5. What I Saw and How I Lied, by Judy Blundell
 I'm not sure how I feel about the plot. There is some extremely striking imagery in this book, though--some moments are downright cinematic. The setting, a post-war 1940s Florida resort town in the off season, is the basis for an overwhelming atmosphere of glamor, restlessness, tension, emptiness, uncertainty, intrigue--it's hard for me to describe, but it's similar to the feeling I got from parts of The Great Gatsby.

6. The Great Enigma: New Collected Poems, by Tomas Tranströmer
It took me a while to get into the phrasing of these translations, but once I did, I enjoyed his poetry so much. Glances from one subject to another in a weaving of strong and consistent mood and voice. Beautiful and thought-provoking.

7. Questions About Angels: Poems, by Billy Collins
His poetry isn't what I'm used to; through much of this book I didn't feel as if he was telling me anything important. He does have a rather delightful mastery of language, though.

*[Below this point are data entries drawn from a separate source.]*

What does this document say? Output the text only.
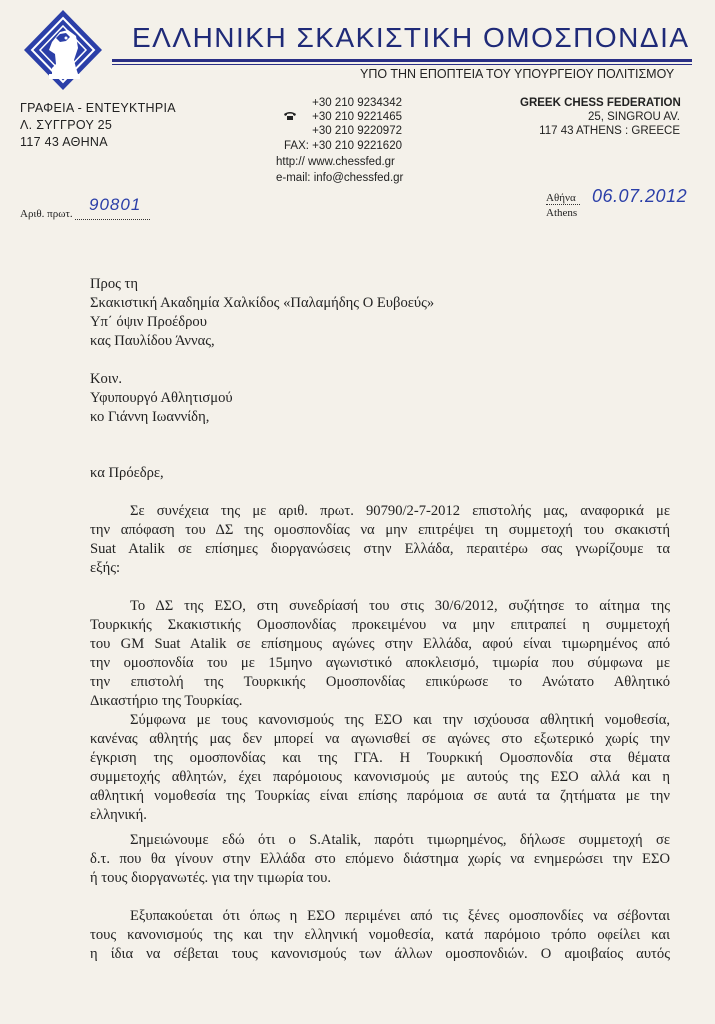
ΕΛΛΗΝΙΚΗ ΣΚΑΚΙΣΤΙΚΗ ΟΜΟΣΠΟΝΔΙΑ
ΥΠΟ ΤΗΝ ΕΠΟΠΤΕΙΑ ΤΟΥ ΥΠΟΥΡΓΕΙΟΥ ΠΟΛΙΤΙΣΜΟΥ
ΓΡΑΦΕΙΑ - ΕΝΤΕΥΚΤΗΡΙΑ
Λ. ΣΥΓΓΡΟΥ 25
117 43 ΑΘΗΝΑ
+30 210 9234342
+30 210 9221465
+30 210 9220972
FAX: +30 210 9221620
http:// www.chessfed.gr
e-mail: info@chessfed.gr
GREEK CHESS FEDERATION
25, SINGROU AV.
117 43 ATHENS : GREECE
Αριθ. πρωτ. 90801	Αθήνα
Athens
06.07.2012
Προς τη
Σκακιστική Ακαδημία Χαλκίδος «Παλαμήδης Ο Ευβοεύς»
Υπ΄ όψιν Προέδρου
κας Παυλίδου Άννας,
Κοιν.
Υφυπουργό Αθλητισμού
κο Γιάννη Ιωαννίδη,
κα Πρόεδρε,
Σε συνέχεια της με αριθ. πρωτ. 90790/2-7-2012 επιστολής μας, αναφορικά με
την απόφαση του ΔΣ της ομοσπονδίας να μην επιτρέψει τη συμμετοχή του σκακιστή
Suat Atalik σε επίσημες διοργανώσεις στην Ελλάδα, περαιτέρω σας γνωρίζουμε τα
εξής:
Το ΔΣ της ΕΣΟ, στη συνεδρίασή του στις 30/6/2012, συζήτησε το αίτημα της
Τουρκικής Σκακιστικής Ομοσπονδίας προκειμένου να μην επιτραπεί η συμμετοχή
του GM Suat Atalik σε επίσημους αγώνες στην Ελλάδα, αφού είναι τιμωρημένος από
την ομοσπονδία του με 15μηνο αγωνιστικό αποκλεισμό, τιμωρία που σύμφωνα με
την επιστολή της Τουρκικής Ομοσπονδίας επικύρωσε το Ανώτατο Αθλητικό
Δικαστήριο της Τουρκίας.
Σύμφωνα με τους κανονισμούς της ΕΣΟ και την ισχύουσα αθλητική νομοθεσία,
κανένας αθλητής μας δεν μπορεί να αγωνισθεί σε αγώνες στο εξωτερικό χωρίς την
έγκριση της ομοσπονδίας και της ΓΓΑ. Η Τουρκική Ομοσπονδία στα θέματα
συμμετοχής αθλητών, έχει παρόμοιους κανονισμούς με αυτούς της ΕΣΟ αλλά και η
αθλητική νομοθεσία της Τουρκίας είναι επίσης παρόμοια σε αυτά τα ζητήματα με την
ελληνική.
Σημειώνουμε εδώ ότι ο S.Atalik, παρότι τιμωρημένος, δήλωσε συμμετοχή σε
δ.τ. που θα γίνουν στην Ελλάδα στο επόμενο διάστημα χωρίς να ενημερώσει την ΕΣΟ
ή τους διοργανωτές. για την τιμωρία του.
Εξυπακούεται ότι όπως η ΕΣΟ περιμένει από τις ξένες ομοσπονδίες να σέβονται
τους κανονισμούς της και την ελληνική νομοθεσία, κατά παρόμοιο τρόπο οφείλει και
η ίδια να σέβεται τους κανονισμούς των άλλων ομοσπονδιών. Ο αμοιβαίος αυτός
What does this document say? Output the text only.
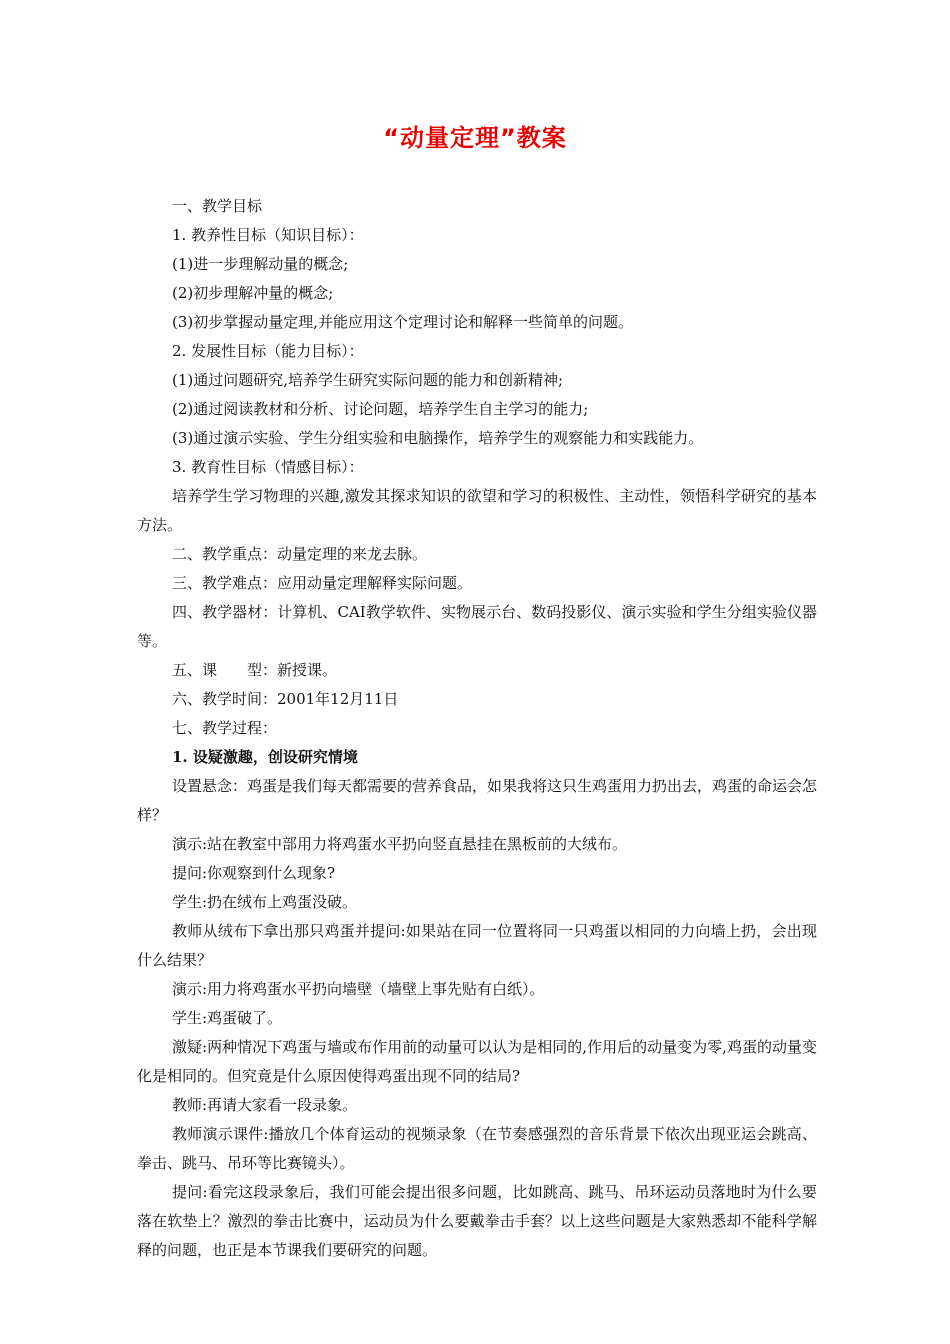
“动量定理”教案

一、教学目标

1. 教养性目标（知识目标）：

(1)进一步理解动量的概念;

(2)初步理解冲量的概念;

(3)初步掌握动量定理,并能应用这个定理讨论和解释一些简单的问题。

2. 发展性目标（能力目标）：

(1)通过问题研究,培养学生研究实际问题的能力和创新精神;

(2)通过阅读教材和分析、讨论问题，培养学生自主学习的能力;

(3)通过演示实验、学生分组实验和电脑操作，培养学生的观察能力和实践能力。

3. 教育性目标（情感目标）：

培养学生学习物理的兴趣,激发其探求知识的欲望和学习的积极性、主动性，领悟科学研究的基本方法。

二、教学重点：动量定理的来龙去脉。

三、教学难点：应用动量定理解释实际问题。

四、教学器材：计算机、CAI教学软件、实物展示台、数码投影仪、演示实验和学生分组实验仪器等。

五、课　　型：新授课。

六、教学时间：2001年12月11日

七、教学过程：

1. 设疑激趣，创设研究情境

设置悬念：鸡蛋是我们每天都需要的营养食品，如果我将这只生鸡蛋用力扔出去，鸡蛋的命运会怎样？

演示:站在教室中部用力将鸡蛋水平扔向竖直悬挂在黑板前的大绒布。

提问:你观察到什么现象?

学生:扔在绒布上鸡蛋没破。

教师从绒布下拿出那只鸡蛋并提问:如果站在同一位置将同一只鸡蛋以相同的力向墙上扔，会出现什么结果？

演示:用力将鸡蛋水平扔向墙壁（墙壁上事先贴有白纸）。

学生:鸡蛋破了。

激疑:两种情况下鸡蛋与墙或布作用前的动量可以认为是相同的,作用后的动量变为零,鸡蛋的动量变化是相同的。但究竟是什么原因使得鸡蛋出现不同的结局?

教师:再请大家看一段录象。

教师演示课件:播放几个体育运动的视频录象（在节奏感强烈的音乐背景下依次出现亚运会跳高、拳击、跳马、吊环等比赛镜头）。

提问:看完这段录象后，我们可能会提出很多问题，比如跳高、跳马、吊环运动员落地时为什么要落在软垫上？激烈的拳击比赛中，运动员为什么要戴拳击手套？以上这些问题是大家熟悉却不能科学解释的问题，也正是本节课我们要研究的问题。
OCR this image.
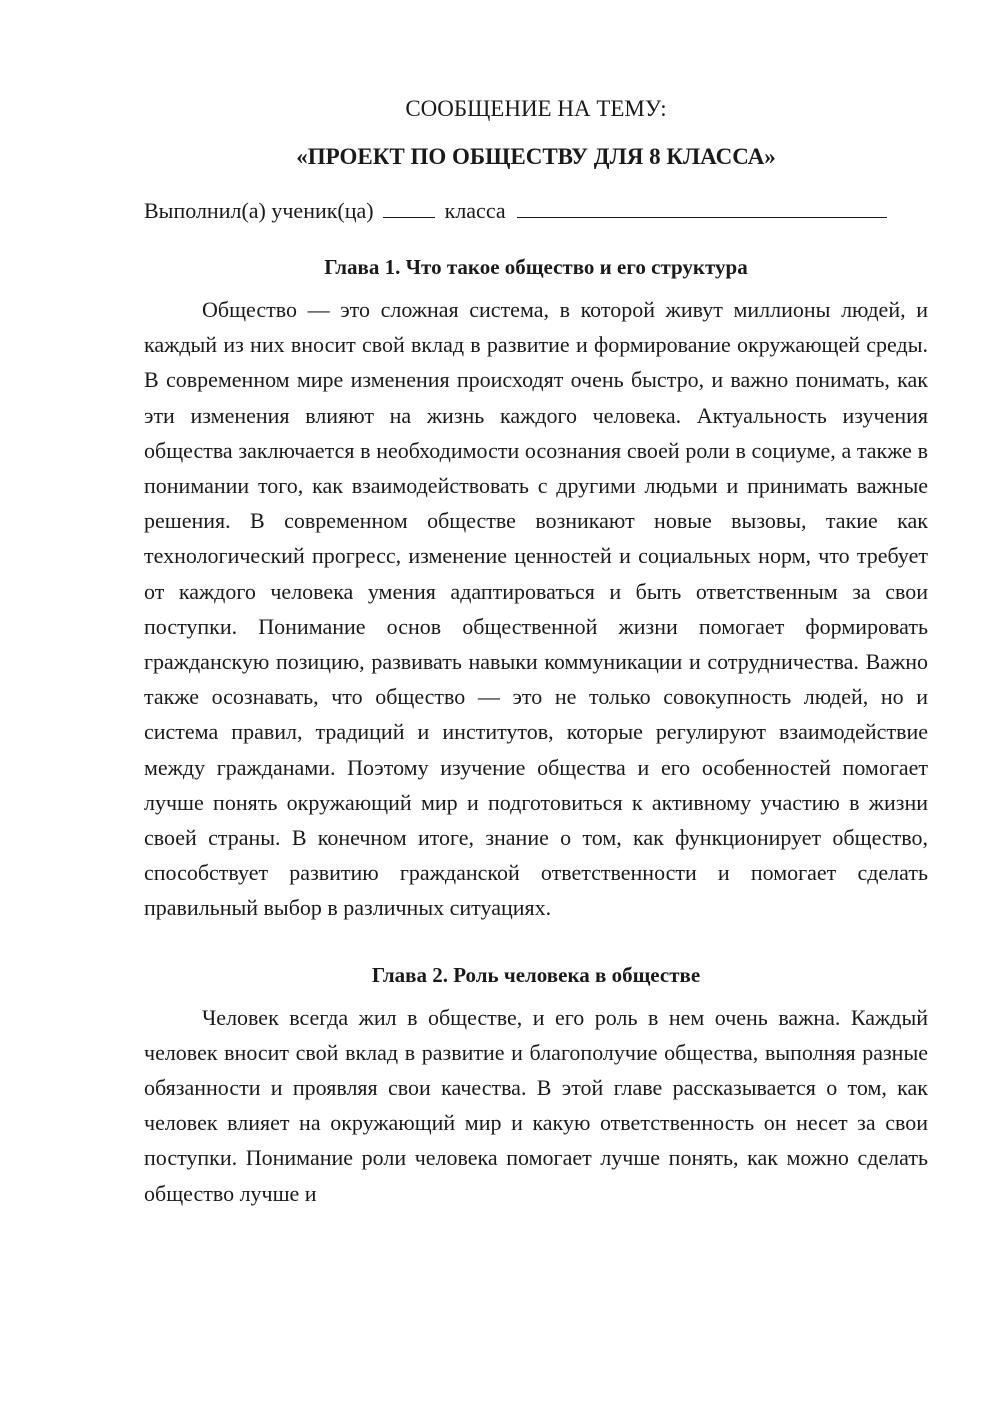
СООБЩЕНИЕ НА ТЕМУ:

«ПРОЕКТ ПО ОБЩЕСТВУ ДЛЯ 8 КЛАССА»

Выполнил(а) ученик(ца)	класса
Глава 1. Что такое общество и его структура

Общество — это сложная система, в которой живут миллионы людей, и каждый из них вносит свой вклад в развитие и формирование окружающей среды. В современном мире изменения происходят очень быстро, и важно понимать, как эти изменения влияют на жизнь каждого человека. Актуальность изучения общества заключается в необходимости осознания своей роли в социуме, а также в понимании того, как взаимодействовать с другими людьми и принимать важные решения. В современном обществе возникают новые вызовы, такие как технологический прогресс, изменение ценностей и социальных норм, что требует от каждого человека умения адаптироваться и быть ответственным за свои поступки. Понимание основ общественной жизни помогает формировать гражданскую позицию, развивать навыки коммуникации и сотрудничества. Важно также осознавать, что общество — это не только совокупность людей, но и система правил, традиций и институтов, которые регулируют взаимодействие между гражданами. Поэтому изучение общества и его особенностей помогает лучше понять окружающий мир и подготовиться к активному участию в жизни своей страны. В конечном итоге, знание о том, как функционирует общество, способствует развитию гражданской ответственности и помогает сделать правильный выбор в различных ситуациях.

Глава 2. Роль человека в обществе

Человек всегда жил в обществе, и его роль в нем очень важна. Каждый человек вносит свой вклад в развитие и благополучие общества, выполняя разные обязанности и проявляя свои качества. В этой главе рассказывается о том, как человек влияет на окружающий мир и какую ответственность он несет за свои поступки. Понимание роли человека помогает лучше понять, как можно сделать общество лучше и
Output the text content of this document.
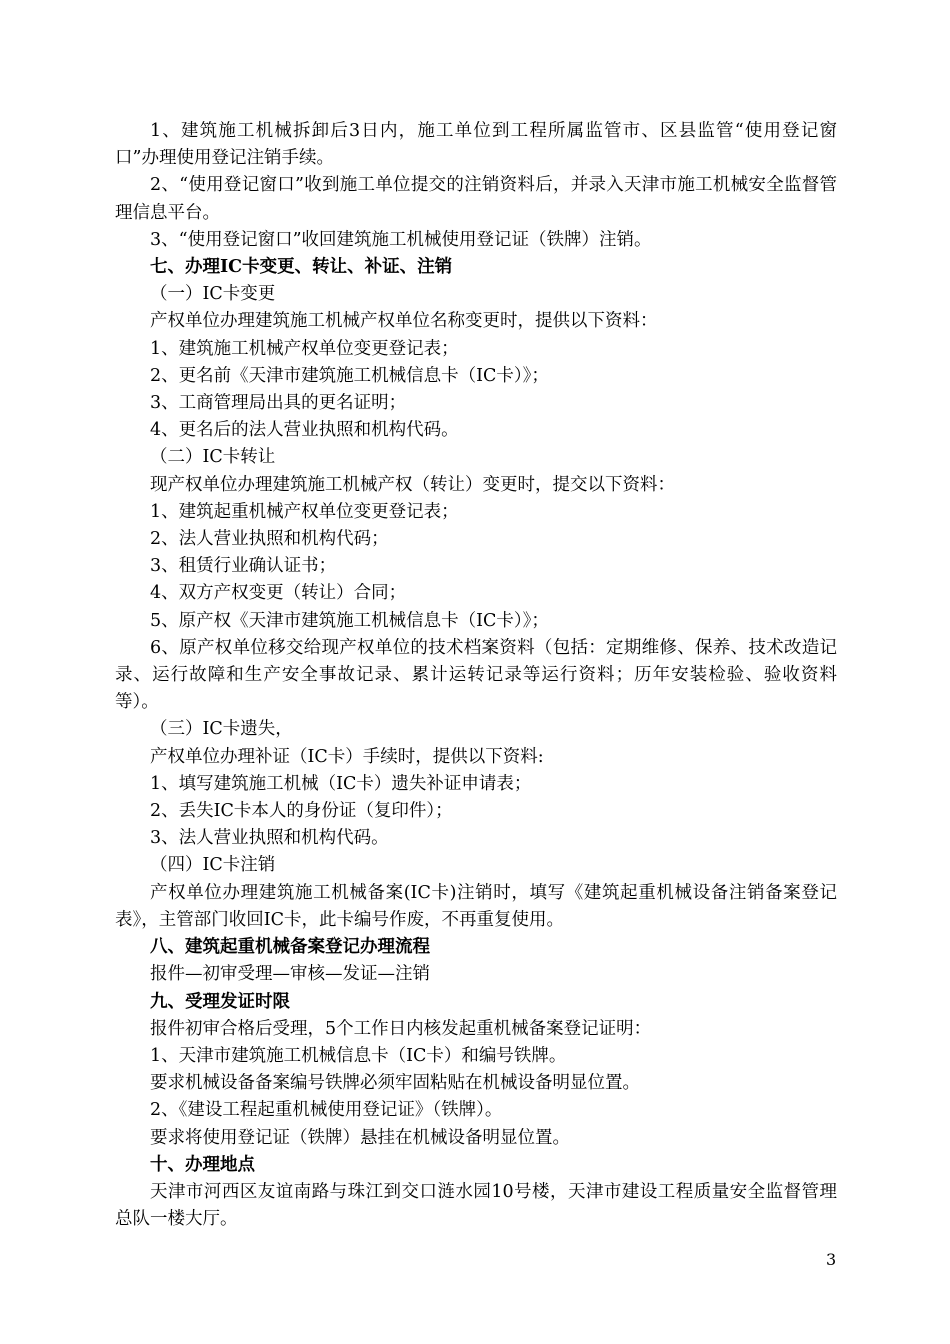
1、建筑施工机械拆卸后3日内，施工单位到工程所属监管市、区县监管“使用登记窗口”办理使用登记注销手续。

2、“使用登记窗口”收到施工单位提交的注销资料后，并录入天津市施工机械安全监督管理信息平台。

3、“使用登记窗口”收回建筑施工机械使用登记证（铁牌）注销。

七、办理IC卡变更、转让、补证、注销

（一）IC卡变更

产权单位办理建筑施工机械产权单位名称变更时，提供以下资料：

1、建筑施工机械产权单位变更登记表；

2、更名前《天津市建筑施工机械信息卡（IC卡）》；

3、工商管理局出具的更名证明；

4、更名后的法人营业执照和机构代码。

（二）IC卡转让

现产权单位办理建筑施工机械产权（转让）变更时，提交以下资料：

1、建筑起重机械产权单位变更登记表；

2、法人营业执照和机构代码；

3、租赁行业确认证书；

4、双方产权变更（转让）合同；

5、原产权《天津市建筑施工机械信息卡（IC卡）》；

6、原产权单位移交给现产权单位的技术档案资料（包括：定期维修、保养、技术改造记录、运行故障和生产安全事故记录、累计运转记录等运行资料；历年安装检验、验收资料等）。

（三）IC卡遗失，

产权单位办理补证（IC卡）手续时，提供以下资料:

1、填写建筑施工机械（IC卡）遗失补证申请表；

2、丢失IC卡本人的身份证（复印件）；

3、法人营业执照和机构代码。

（四）IC卡注销

产权单位办理建筑施工机械备案(IC卡)注销时，填写《建筑起重机械设备注销备案登记表》，主管部门收回IC卡，此卡编号作废，不再重复使用。

八、建筑起重机械备案登记办理流程

报件—初审受理—审核—发证—注销

九、受理发证时限

报件初审合格后受理，5个工作日内核发起重机械备案登记证明：

1、天津市建筑施工机械信息卡（IC卡）和编号铁牌。

要求机械设备备案编号铁牌必须牢固粘贴在机械设备明显位置。

2、《建设工程起重机械使用登记证》（铁牌）。

要求将使用登记证（铁牌）悬挂在机械设备明显位置。

十、办理地点

天津市河西区友谊南路与珠江到交口涟水园10号楼，天津市建设工程质量安全监督管理总队一楼大厅。

3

8. The Forest of Hands and Teeth, by Carrie Ryan
Didn't really live up to the hype for me. It did pull me in; I read it in a day. My problems are with the unevenness of the pacing, and the main character. Her restlessness is appealing, but I didn't care that much about her, and I really didn't care about her love life (I'm not sure how she could when under constant threat of death by zombie, either...).

3 comments:

Beth Kephart 1/03/2010 4:06 AM  

I love your succinct reviews.

Summermoon 1/03/2010 5:12 PM  

I really want to read 'What I Saw and How I Lied', simply for the title alone.

cuileann 1/03/2010 9:30 PM  

Beth - Why, thank you.

Summermoon - I think you would like it. Tell me when you read it.